I allow myself occasional treats (although alcohol is an absolute no-no), but my new creed (and we'll see how long I last)is moderation. I stick with the low-carb, protein and veggie diet for the most part. But I'm allowed one meal a week to eat what I want. I work at not pigging out, but just enjoying eating until I'm comfortable.

I'm also big on bites. I'm allowed a bite of almost anything. But it's just that, a bite. I try to squeeze in as much excitement and appreciation into that one taste as I used to get in eating the whole danged box of treats. I also taste with my eyes. I look at forbidden foods and imagine how they would taste and feel as I ate them -- the icy sweet-tartness of the lemon gelato or the creamy richness of the mint truffle -- after all the actual physical process of eating is fleeting, so if you savor the moment mentally, you can avoid the lasting effects physically.

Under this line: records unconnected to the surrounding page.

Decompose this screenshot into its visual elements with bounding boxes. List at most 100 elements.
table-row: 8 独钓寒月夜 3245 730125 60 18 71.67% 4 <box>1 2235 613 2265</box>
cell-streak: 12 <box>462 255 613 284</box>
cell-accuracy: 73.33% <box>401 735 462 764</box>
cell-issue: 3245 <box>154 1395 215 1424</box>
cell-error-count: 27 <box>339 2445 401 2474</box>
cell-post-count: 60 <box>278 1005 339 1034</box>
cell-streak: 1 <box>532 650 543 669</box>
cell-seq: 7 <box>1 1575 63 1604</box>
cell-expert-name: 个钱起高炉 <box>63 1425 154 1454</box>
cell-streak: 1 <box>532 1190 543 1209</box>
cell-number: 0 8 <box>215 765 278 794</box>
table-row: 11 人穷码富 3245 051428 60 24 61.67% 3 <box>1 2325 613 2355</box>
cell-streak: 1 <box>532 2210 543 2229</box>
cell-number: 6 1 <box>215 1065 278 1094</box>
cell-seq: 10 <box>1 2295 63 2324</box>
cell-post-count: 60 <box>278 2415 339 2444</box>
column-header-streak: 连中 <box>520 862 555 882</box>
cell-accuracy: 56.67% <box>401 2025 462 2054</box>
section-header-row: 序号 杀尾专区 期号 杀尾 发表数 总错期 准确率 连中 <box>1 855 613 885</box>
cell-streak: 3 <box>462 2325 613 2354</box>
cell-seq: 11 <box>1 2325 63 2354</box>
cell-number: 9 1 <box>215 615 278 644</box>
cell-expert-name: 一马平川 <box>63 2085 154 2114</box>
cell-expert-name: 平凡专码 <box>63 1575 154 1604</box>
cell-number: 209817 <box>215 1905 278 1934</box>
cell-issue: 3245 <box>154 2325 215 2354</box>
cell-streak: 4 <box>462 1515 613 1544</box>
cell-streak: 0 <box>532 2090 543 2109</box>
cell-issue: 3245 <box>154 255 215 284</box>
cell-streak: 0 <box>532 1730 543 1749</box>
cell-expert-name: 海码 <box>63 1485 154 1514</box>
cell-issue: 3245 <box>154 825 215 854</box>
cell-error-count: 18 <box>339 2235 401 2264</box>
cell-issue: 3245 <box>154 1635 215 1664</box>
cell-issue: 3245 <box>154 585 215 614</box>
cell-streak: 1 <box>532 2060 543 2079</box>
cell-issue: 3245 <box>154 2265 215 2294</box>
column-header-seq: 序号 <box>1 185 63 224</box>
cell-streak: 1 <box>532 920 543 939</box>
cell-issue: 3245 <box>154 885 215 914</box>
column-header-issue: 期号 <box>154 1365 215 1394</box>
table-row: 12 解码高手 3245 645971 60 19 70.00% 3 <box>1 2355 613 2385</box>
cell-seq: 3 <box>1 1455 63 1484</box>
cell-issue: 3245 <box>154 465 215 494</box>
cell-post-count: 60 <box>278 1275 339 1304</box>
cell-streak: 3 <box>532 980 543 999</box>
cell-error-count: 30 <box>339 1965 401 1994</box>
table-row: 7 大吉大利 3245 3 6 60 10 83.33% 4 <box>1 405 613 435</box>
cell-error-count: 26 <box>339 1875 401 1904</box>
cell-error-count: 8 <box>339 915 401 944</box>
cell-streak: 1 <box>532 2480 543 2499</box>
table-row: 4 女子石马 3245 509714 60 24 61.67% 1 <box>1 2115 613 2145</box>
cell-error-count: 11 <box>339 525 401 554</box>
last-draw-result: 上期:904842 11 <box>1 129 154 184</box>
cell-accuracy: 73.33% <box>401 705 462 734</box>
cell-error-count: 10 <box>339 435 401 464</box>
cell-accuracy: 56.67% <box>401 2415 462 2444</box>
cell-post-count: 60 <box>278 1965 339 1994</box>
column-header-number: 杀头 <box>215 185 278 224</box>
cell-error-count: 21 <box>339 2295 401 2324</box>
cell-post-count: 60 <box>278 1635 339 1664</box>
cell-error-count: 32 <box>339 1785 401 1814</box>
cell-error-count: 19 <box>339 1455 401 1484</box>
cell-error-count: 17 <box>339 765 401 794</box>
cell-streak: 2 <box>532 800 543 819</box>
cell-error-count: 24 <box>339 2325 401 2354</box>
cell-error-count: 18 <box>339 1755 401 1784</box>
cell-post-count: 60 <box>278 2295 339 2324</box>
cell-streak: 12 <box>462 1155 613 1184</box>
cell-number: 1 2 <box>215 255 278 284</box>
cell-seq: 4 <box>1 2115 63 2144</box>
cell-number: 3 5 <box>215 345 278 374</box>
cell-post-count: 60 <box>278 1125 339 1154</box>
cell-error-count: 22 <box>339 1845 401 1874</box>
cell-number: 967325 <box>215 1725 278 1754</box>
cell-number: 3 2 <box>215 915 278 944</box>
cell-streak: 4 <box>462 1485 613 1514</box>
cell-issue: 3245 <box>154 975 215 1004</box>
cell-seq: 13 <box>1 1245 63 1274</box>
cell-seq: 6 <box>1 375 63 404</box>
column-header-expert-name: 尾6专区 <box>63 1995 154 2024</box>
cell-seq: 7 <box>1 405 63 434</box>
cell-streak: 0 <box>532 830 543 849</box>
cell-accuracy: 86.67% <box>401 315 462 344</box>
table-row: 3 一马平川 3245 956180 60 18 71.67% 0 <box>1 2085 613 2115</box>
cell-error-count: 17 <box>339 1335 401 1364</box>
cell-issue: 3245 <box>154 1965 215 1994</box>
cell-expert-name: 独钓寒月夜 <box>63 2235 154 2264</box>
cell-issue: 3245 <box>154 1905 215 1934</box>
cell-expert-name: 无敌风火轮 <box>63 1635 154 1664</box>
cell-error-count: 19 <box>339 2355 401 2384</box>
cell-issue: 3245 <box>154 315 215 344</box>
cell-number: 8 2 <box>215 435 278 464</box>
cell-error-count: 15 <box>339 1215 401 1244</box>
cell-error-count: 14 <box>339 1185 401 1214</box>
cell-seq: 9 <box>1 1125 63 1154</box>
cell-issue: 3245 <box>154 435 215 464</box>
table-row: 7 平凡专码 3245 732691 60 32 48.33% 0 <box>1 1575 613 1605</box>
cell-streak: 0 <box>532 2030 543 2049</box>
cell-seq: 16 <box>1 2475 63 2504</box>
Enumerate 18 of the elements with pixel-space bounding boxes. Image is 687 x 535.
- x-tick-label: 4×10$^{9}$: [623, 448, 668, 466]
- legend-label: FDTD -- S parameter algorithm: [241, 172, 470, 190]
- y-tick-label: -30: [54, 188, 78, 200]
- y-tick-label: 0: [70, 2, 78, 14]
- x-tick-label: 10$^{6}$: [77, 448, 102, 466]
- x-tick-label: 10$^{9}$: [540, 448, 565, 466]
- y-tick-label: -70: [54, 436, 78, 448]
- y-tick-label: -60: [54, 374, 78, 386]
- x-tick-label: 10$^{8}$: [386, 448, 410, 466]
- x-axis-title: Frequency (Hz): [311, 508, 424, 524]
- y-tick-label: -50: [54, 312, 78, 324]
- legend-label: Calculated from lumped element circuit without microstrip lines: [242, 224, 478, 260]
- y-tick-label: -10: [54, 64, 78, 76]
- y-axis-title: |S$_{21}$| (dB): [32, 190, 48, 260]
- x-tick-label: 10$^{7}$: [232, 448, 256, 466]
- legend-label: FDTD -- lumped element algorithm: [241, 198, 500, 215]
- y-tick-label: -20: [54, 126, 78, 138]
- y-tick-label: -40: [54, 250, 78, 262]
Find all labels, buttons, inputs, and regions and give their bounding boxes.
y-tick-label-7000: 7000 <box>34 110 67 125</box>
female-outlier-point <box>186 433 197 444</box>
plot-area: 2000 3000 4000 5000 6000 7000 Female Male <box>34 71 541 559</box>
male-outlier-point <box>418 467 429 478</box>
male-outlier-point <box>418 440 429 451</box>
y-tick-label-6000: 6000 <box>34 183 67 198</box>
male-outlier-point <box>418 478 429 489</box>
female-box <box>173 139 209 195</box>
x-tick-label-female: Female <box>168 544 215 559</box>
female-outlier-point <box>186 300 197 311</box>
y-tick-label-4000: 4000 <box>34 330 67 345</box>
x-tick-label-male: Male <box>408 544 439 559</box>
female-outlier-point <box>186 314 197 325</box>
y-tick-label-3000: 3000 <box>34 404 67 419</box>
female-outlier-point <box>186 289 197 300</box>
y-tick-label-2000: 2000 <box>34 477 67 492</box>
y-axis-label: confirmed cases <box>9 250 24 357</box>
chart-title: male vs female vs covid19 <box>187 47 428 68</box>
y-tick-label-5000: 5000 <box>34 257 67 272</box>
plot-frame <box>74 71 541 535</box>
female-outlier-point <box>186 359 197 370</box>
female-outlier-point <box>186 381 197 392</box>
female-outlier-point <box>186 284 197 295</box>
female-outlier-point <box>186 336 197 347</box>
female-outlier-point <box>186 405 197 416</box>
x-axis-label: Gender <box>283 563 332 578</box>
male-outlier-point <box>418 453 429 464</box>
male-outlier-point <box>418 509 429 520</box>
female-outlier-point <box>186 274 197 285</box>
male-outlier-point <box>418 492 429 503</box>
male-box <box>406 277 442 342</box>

It's paid off. Now I feel as though I'm a different person, and from the way people react to me, I am a different person. I would love to rail about how unfair it is for people to judge me on my size. I would love to be able to complain that it's staggering how people react differently to the new, thin me.

But I'm as guilty of those judgments as anyone. I'm the one who has been deleting all photos of myself for the past 20 years. I'm the one who recoiled with revulsion at my reflected image. Ask Oprah, no one hates their fat self more than the fat person.

Yesterday, though I got thrown for a loop. I was interviewing two old guys about a statue they are putting in at Marina Park. One of them immediately said on meeting, "You're a pretty thing!". The other kept telling me how pretty I was and they kept flirting and fluttering around like two schoolboys. I haven't been the object of anyone's desire for so long -- no matter how old -- I was totally thrown for a loop.

I'm still overweight, but now I'm closing on on the maximum BMI before I cross back into the "normal" range. I've dropped a couple of sizes and the size I'm in now is starting to get a little loose. It is easier to walk and my foot isn't swelling as much as it used to. My right knee seems to be holding up well and doesn't hurt.

But no matter what the health benefits, the greatest joy comes when I go to the Loehmann's open dressing room where I can try on some really cute clothes and know they look fantastic on my increasingly long-legged, tall and no longer big and operatic body.

And I'm still the same person. Or am I?